Venezuela cuts gas export to neighboring Colombia

Oil workers weld a new pipeline at PDVSA's Jose Antonio Anzoategui industrial complex in the state of Anzoategui, Venezuela.
Carlos Garcia Rawlins | Reuters

Venezuela's state oil company is temporarily halting gas exports across the border to Colombia, citing climate factors and the need to generate electricity, the Colombian Mining Ministry reported Friday.

The ministry said that PDVSA notified it that supplies would be suspended as of Friday because of "the behavior of electrical energy generation due to climatic variability.")

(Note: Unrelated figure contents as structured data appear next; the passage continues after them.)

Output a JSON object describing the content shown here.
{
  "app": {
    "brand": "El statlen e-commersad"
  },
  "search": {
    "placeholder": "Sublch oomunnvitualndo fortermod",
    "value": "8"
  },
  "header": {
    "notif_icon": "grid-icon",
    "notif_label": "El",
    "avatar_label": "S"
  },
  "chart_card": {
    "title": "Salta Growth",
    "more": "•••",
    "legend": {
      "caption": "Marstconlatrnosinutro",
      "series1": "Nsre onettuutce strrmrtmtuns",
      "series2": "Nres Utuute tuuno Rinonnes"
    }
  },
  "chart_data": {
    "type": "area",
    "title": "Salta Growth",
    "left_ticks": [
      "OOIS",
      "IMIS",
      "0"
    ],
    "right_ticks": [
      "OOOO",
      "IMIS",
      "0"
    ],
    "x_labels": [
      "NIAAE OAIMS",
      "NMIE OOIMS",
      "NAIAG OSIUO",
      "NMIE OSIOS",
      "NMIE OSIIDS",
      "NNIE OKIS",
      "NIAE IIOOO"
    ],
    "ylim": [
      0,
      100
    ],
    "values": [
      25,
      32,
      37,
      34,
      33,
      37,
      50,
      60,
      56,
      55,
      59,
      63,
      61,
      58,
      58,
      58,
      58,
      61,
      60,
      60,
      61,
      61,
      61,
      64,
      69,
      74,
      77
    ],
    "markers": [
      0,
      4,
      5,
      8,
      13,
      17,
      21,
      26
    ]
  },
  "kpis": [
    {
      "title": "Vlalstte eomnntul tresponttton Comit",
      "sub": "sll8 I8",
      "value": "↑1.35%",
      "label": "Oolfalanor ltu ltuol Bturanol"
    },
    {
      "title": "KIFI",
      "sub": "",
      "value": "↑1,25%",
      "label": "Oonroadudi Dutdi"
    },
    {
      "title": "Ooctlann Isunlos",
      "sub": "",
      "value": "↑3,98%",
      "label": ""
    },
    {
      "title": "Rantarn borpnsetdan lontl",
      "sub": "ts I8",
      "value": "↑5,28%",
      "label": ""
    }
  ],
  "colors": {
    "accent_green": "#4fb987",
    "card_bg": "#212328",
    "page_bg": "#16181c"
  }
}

A drought has been affecting the region, though it did not specifically mention that.

An agreement between the two countries calls for Venezuela to send 39 million cubic feet of gas per day to Colombia, about 3 percent of Colombia's supply.

The U.S. Energy Information Administration says that while Venezuela has enormous natural gas reserves, second only to those of the United States in the Americas, it's been consuming more than it produces in recent years and has been trying to upgrade its infrastructure.

The EIA said part of the gas is used to generate power and 35 percent is used by the petroleum industry, much of it to help production from mature fields.

Colombia in recent years has been a key supplier of gas to Venezuela.